Cllrs blame TV show Geordie Shore for a rise in STDs among youngsters


TV show ‘Geordie Shore’ was yesterday blamed – for a rise in SEXUAL HEALTH problems among youngsters.

The reality series is responsible for young people being promiscuous and should be banned, according to officials in its native setting of the north East.

Councillors in South Shields, just miles from Geordie Shore’s location in Newcastle, say its depiction of sex has lead to an increase in sexual health problems in the area.

They also claim it has lead to kids as young as 11 and 12 dressing more provocatively.

Cllr Ernest Gibson, 50, launched a furious tirade against the reality television series, saying children who watch the show are encouraged to drink and have sex.

The Labour councillor and ex-mayor of South Tyneside blasted the show during a council meeting at South Shields Town Hall.

He said: “We have to target the television producers who are responsible for the trash that comes on, such as Geordie Shore.

“All the kids watch it, they watch it on their iPhones and it is promoting a promiscuous society.

“It’s all about how many times they can have sex with somebody in a night. We’re encouraging people to drink and be promiscuous by these programmes that are being put out.

“We see 11 and 12-year-old kids dressing like they are going night clubbing – and they are actually going to school. We should be addressing that. when kids go to school they should dress normally and respectably.

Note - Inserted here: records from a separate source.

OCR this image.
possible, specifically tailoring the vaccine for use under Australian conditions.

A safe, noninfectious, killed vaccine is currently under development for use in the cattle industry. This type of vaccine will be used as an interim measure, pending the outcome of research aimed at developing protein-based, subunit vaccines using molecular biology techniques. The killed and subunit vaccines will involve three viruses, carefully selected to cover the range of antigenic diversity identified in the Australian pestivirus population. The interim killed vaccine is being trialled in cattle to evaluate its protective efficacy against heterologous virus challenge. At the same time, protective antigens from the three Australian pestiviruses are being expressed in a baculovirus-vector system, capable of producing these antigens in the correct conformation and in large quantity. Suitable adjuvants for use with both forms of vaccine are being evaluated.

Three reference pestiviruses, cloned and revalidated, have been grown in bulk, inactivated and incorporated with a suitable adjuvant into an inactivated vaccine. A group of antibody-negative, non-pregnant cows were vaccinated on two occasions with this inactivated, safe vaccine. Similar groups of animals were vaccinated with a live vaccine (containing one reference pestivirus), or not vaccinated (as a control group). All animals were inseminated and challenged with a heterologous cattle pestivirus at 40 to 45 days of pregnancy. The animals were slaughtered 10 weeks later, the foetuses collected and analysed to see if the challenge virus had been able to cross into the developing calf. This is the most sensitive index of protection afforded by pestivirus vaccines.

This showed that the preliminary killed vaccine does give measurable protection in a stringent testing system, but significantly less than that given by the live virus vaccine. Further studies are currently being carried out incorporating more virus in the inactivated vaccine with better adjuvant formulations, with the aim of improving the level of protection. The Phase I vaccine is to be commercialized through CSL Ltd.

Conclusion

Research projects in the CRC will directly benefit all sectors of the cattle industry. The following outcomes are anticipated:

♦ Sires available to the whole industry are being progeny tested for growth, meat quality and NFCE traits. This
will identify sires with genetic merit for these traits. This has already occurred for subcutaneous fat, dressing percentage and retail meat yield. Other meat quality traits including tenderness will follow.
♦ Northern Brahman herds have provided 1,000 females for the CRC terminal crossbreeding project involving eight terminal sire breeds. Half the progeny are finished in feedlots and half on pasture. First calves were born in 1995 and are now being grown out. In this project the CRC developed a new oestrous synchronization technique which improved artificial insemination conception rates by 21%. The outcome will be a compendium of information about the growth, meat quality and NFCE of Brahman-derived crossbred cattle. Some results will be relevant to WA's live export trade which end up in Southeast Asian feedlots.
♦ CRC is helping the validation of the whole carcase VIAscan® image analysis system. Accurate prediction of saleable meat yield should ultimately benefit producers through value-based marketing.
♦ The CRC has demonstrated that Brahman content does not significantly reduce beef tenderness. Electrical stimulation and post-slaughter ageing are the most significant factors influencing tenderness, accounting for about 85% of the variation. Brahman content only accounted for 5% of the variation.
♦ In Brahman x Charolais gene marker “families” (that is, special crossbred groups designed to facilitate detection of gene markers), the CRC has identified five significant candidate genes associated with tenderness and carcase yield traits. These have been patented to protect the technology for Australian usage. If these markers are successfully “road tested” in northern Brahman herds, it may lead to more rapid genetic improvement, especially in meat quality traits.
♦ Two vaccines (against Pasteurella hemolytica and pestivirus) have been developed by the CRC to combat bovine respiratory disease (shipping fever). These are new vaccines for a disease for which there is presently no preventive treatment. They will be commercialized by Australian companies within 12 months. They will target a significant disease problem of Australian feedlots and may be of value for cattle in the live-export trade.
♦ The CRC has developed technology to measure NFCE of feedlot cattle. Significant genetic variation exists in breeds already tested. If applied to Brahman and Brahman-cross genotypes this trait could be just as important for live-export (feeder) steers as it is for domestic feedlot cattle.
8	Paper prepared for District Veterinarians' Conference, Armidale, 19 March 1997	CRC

“We do need to address what’s on television and hit the producers. We need the Government to take on board these television programmes which are helping to create this promiscuous society.”

Janice Chandler, public lead for sexual health in South Tyneside, said: “In terms of the promiscuous society, I think you are exactly right and we have some significant challenges around that.

“I think it’s not only around what young people access, it’s around the ease of access. It’s about the lack of parental control.

“In terms of sexual ill-health, we need to make sure that when young people do get involved in this kind of promiscuous behaviour, and when we can’t stop them doing it, that they should not be at risk of sexually transmitted infections.”